A 31 de Maio de 44, o "Século" chama a atenção para os espirituosos bonecos de Piló que se vendem na barraca do «Pim-Pam-Pum». /…/ A barraca do «Pim-Pam-Pum» destaca-se graças à arte de Fernando Bento e Stuart Carvalhais, que a idealizaram e realizaram. Todas as noites se disputam corridas de cavalos - de inofensivos cavalinhos de madeira…
A 14/4/1944, o "Diário Popular" publica "Manuel Piló e o seu Mundo Fantástico onde os homens não batem nas mulheres e as mulheres não mentem aos homens":
Moreno, metido consigo, avesso a tertúlias
e grupos de elogio-mutuo, passando na rua silencioso e distante, alheio a tudo
como se a sua fosse a rua fosse um descampado ou ele próprio vogasse sobre
nuvens, durante vinte anos, com persistência de ferro e esperança que nenhuma
desilusão venceu, este rapaz lutou para juntar as duas metades antagónicas da
sua vida satisfizesse a um tempo as necessidades e as aspirações.
Até às cinco da tarde, curvado sobre uma
secretária, os números traçados pela sua mão firme alinhavam-se em colunas
firmes e rectas.
Soada a quinta badalada, o pôr do chapéu na
cabeça era como o destruir de uma grilheta.
Saído do mundo dos deveres estreitos, este
rapaz pertencia-se a si próprio.
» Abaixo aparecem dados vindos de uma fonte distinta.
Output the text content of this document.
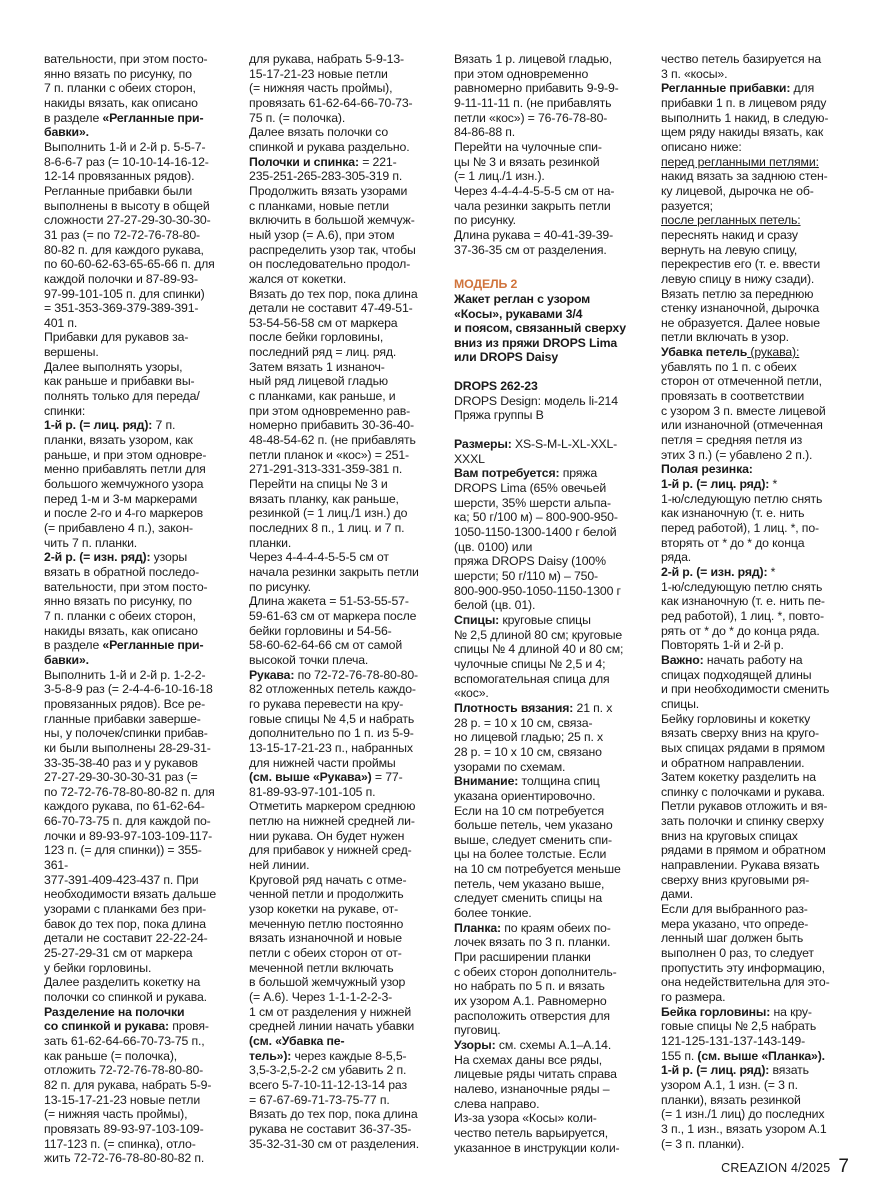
вательности, при этом посто-

янно вязать по рисунку, по

7 п. планки с обеих сторон,

накиды вязать, как описано

в разделе «Регланные при-

бавки».

Выполнить 1-й и 2-й р. 5-5-7-

8-6-6-7 раз (= 10-10-14-16-12-

12-14 провязанных рядов).

Регланные прибавки были

выполнены в высоту в общей

сложности 27-27-29-30-30-30-

31 раз (= по 72-72-76-78-80-

80-82 п. для каждого рукава,

по 60-60-62-63-65-65-66 п. для

каждой полочки и 87-89-93-

97-99-101-105 п. для спинки)

= 351-353-369-379-389-391-

401 п.

Прибавки для рукавов за-

вершены.

Далее выполнять узоры,

как раньше и прибавки вы-

полнять только для переда/

спинки:

1-й р. (= лиц. ряд): 7 п.

планки, вязать узором, как

раньше, и при этом одновре-

менно прибавлять петли для

большого жемчужного узора

перед 1-м и 3-м маркерами

и после 2-го и 4-го маркеров

(= прибавлено 4 п.), закон-

чить 7 п. планки.

2-й р. (= изн. ряд): узоры

вязать в обратной последо-

вательности, при этом посто-

янно вязать по рисунку, по

7 п. планки с обеих сторон,

накиды вязать, как описано

в разделе «Регланные при-

бавки».

Выполнить 1-й и 2-й р. 1-2-2-

3-5-8-9 раз (= 2-4-4-6-10-16-18

провязанных рядов). Все ре-

гланные прибавки заверше-

ны, у полочек/спинки прибав-

ки были выполнены 28-29-31-

33-35-38-40 раз и у рукавов

27-27-29-30-30-30-31 раз (=

по 72-72-76-78-80-80-82 п. для

каждого рукава, по 61-62-64-

66-70-73-75 п. для каждой по-

лочки и 89-93-97-103-109-117-

123 п. (= для спинки)) = 355-361-

377-391-409-423-437 п. При

необходимости вязать дальше

узорами с планками без при-

бавок до тех пор, пока длина

детали не составит 22-22-24-

25-27-29-31 см от маркера

у бейки горловины.

Далее разделить кокетку на

полочки со спинкой и рукава.

Разделение на полочки

со спинкой и рукава: провя-

зать 61-62-64-66-70-73-75 п.,

как раньше (= полочка),

отложить 72-72-76-78-80-80-

82 п. для рукава, набрать 5-9-

13-15-17-21-23 новые петли

(= нижняя часть проймы),

провязать 89-93-97-103-109-

117-123 п. (= спинка), отло-

жить 72-72-76-78-80-80-82 п.

для рукава, набрать 5-9-13-

15-17-21-23 новые петли

(= нижняя часть проймы),

провязать 61-62-64-66-70-73-

75 п. (= полочка).

Далее вязать полочки со

спинкой и рукава раздельно.

Полочки и спинка: = 221-

235-251-265-283-305-319 п.

Продолжить вязать узорами

с планками, новые петли

включить в большой жемчуж-

ный узор (= А.6), при этом

распределить узор так, чтобы

он последовательно продол-

жался от кокетки.

Вязать до тех пор, пока длина

детали не составит 47-49-51-

53-54-56-58 см от маркера

после бейки горловины,

последний ряд = лиц. ряд.

Затем вязать 1 изнаноч-

ный ряд лицевой гладью

с планками, как раньше, и

при этом одновременно рав-

номерно прибавить 30-36-40-

48-48-54-62 п. (не прибавлять

петли планок и «кос») = 251-

271-291-313-331-359-381 п.

Перейти на спицы № 3 и

вязать планку, как раньше,

резинкой (= 1 лиц./1 изн.) до

последних 8 п., 1 лиц. и 7 п.

планки.

Через 4-4-4-4-5-5-5 см от

начала резинки закрыть петли

по рисунку.

Длина жакета = 51-53-55-57-

59-61-63 см от маркера после

бейки горловины и 54-56-

58-60-62-64-66 см от самой

высокой точки плеча.

Рукава: по 72-72-76-78-80-80-

82 отложенных петель каждо-

го рукава перевести на кру-

говые спицы № 4,5 и набрать

дополнительно по 1 п. из 5-9-

13-15-17-21-23 п., набранных

для нижней части проймы

(см. выше «Рукава») = 77-

81-89-93-97-101-105 п.

Отметить маркером среднюю

петлю на нижней средней ли-

нии рукава. Он будет нужен

для прибавок у нижней сред-

ней линии.

Круговой ряд начать с отме-

ченной петли и продолжить

узор кокетки на рукаве, от-

меченную петлю постоянно

вязать изнаночной и новые

петли с обеих сторон от от-

меченной петли включать

в большой жемчужный узор

(= А.6). Через 1-1-1-2-2-3-

1 см от разделения у нижней

средней линии начать убавки

(см. «Убавка пе-

тель»): через каждые 8-5,5-

3,5-3-2,5-2-2 см убавить 2 п.

всего 5-7-10-11-12-13-14 раз

= 67-67-69-71-73-75-77 п.

Вязать до тех пор, пока длина

рукава не составит 36-37-35-

35-32-31-30 см от разделения.

Вязать 1 р. лицевой гладью,

при этом одновременно

равномерно прибавить 9-9-9-

9-11-11-11 п. (не прибавлять

петли «кос») = 76-76-78-80-

84-86-88 п.

Перейти на чулочные спи-

цы № 3 и вязать резинкой

(= 1 лиц./1 изн.).

Через 4-4-4-4-5-5-5 см от на-

чала резинки закрыть петли

по рисунку.

Длина рукава = 40-41-39-39-

37-36-35 см от разделения.

МОДЕЛЬ 2

Жакет реглан с узором

«Косы», рукавами 3/4

и поясом, связанный сверху

вниз из пряжи DROPS Lima

или DROPS Daisy

DROPS 262-23

DROPS Design: модель li-214

Пряжа группы B

Размеры: XS-S-M-L-XL-XXL-

XXXL

Вам потребуется: пряжа

DROPS Lima (65% овечьей

шерсти, 35% шерсти альпа-

ка; 50 г/100 м) – 800-900-950-

1050-1150-1300-1400 г белой

(цв. 0100) или

пряжа DROPS Daisy (100%

шерсти; 50 г/110 м) – 750-

800-900-950-1050-1150-1300 г

белой (цв. 01).

Спицы: круговые спицы

№ 2,5 длиной 80 см; круговые

спицы № 4 длиной 40 и 80 см;

чулочные спицы № 2,5 и 4;

вспомогательная спица для

«кос».

Плотность вязания: 21 п. х

28 р. = 10 х 10 см, связа-

но лицевой гладью; 25 п. х

28 р. = 10 х 10 см, связано

узорами по схемам.

Внимание: толщина спиц

указана ориентировочно.

Если на 10 см потребуется

больше петель, чем указано

выше, следует сменить спи-

цы на более толстые. Если

на 10 см потребуется меньше

петель, чем указано выше,

следует сменить спицы на

более тонкие.

Планка: по краям обеих по-

лочек вязать по 3 п. планки.

При расширении планки

с обеих сторон дополнитель-

но набрать по 5 п. и вязать

их узором А.1. Равномерно

расположить отверстия для

пуговиц.

Узоры: см. схемы А.1–А.14.

На схемах даны все ряды,

лицевые ряды читать справа

налево, изнаночные ряды –

слева направо.

Из-за узора «Косы» коли-

чество петель варьируется,

указанное в инструкции коли-

чество петель базируется на

3 п. «косы».

Регланные прибавки: для

прибавки 1 п. в лицевом ряду

выполнить 1 накид, в следую-

щем ряду накиды вязать, как

описано ниже:

перед регланными петлями:

накид вязать за заднюю стен-

ку лицевой, дырочка не об-

разуется;

после регланных петель:

переснять накид и сразу

вернуть на левую спицу,

перекрестив его (т. е. ввести

левую спицу в нижу сзади).

Вязать петлю за переднюю

стенку изнаночной, дырочка

не образуется. Далее новые

петли включать в узор.

Убавка петель (рукава):

убавлять по 1 п. с обеих

сторон от отмеченной петли,

провязать в соответствии

с узором 3 п. вместе лицевой

или изнаночной (отмеченная

петля = средняя петля из

этих 3 п.) (= убавлено 2 п.).

Полая резинка:

1-й р. (= лиц. ряд): *

1-ю/следующую петлю снять

как изнаночную (т. е. нить

перед работой), 1 лиц. *, по-

вторять от * до * до конца

ряда.

2-й р. (= изн. ряд): *

1-ю/следующую петлю снять

как изнаночную (т. е. нить пе-

ред работой), 1 лиц. *, повто-

рять от * до * до конца ряда.

Повторять 1-й и 2-й р.

Важно: начать работу на

спицах подходящей длины

и при необходимости сменить

спицы.

Бейку горловины и кокетку

вязать сверху вниз на круго-

вых спицах рядами в прямом

и обратном направлении.

Затем кокетку разделить на

спинку с полочками и рукава.

Петли рукавов отложить и вя-

зать полочки и спинку сверху

вниз на круговых спицах

рядами в прямом и обратном

направлении. Рукава вязать

сверху вниз круговыми ря-

дами.

Если для выбранного раз-

мера указано, что опреде-

ленный шаг должен быть

выполнен 0 раз, то следует

пропустить эту информацию,

она недействительна для это-

го размера.

Бейка горловины: на кру-

говые спицы № 2,5 набрать

121-125-131-137-143-149-

155 п. (см. выше «Планка»).

1-й р. (= лиц. ряд): вязать

узором А.1, 1 изн. (= 3 п.

планки), вязать резинкой

(= 1 изн./1 лиц) до последних

3 п., 1 изн., вязать узором А.1

(= 3 п. планки).

CREAZION 4/2025 7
E entrava então no seu mundo pessoal, um mundo
estranhamento lírico e caricatural, poético e heróico simultaneamente. Filho
nos seus mínimos pormenores da sua imaginação e da sua sensibilidade de artista
materializado carinhosamente pelas suas mãos diligentes tal mundo povoado de
figuras estranhas e desconexas, era o seu reino e a sua pátria. O outro, o
real, um lugar desagradável onde se ganha, mediante meia dúzia de gestos
desagradáveis, o pão e a água de cada dia.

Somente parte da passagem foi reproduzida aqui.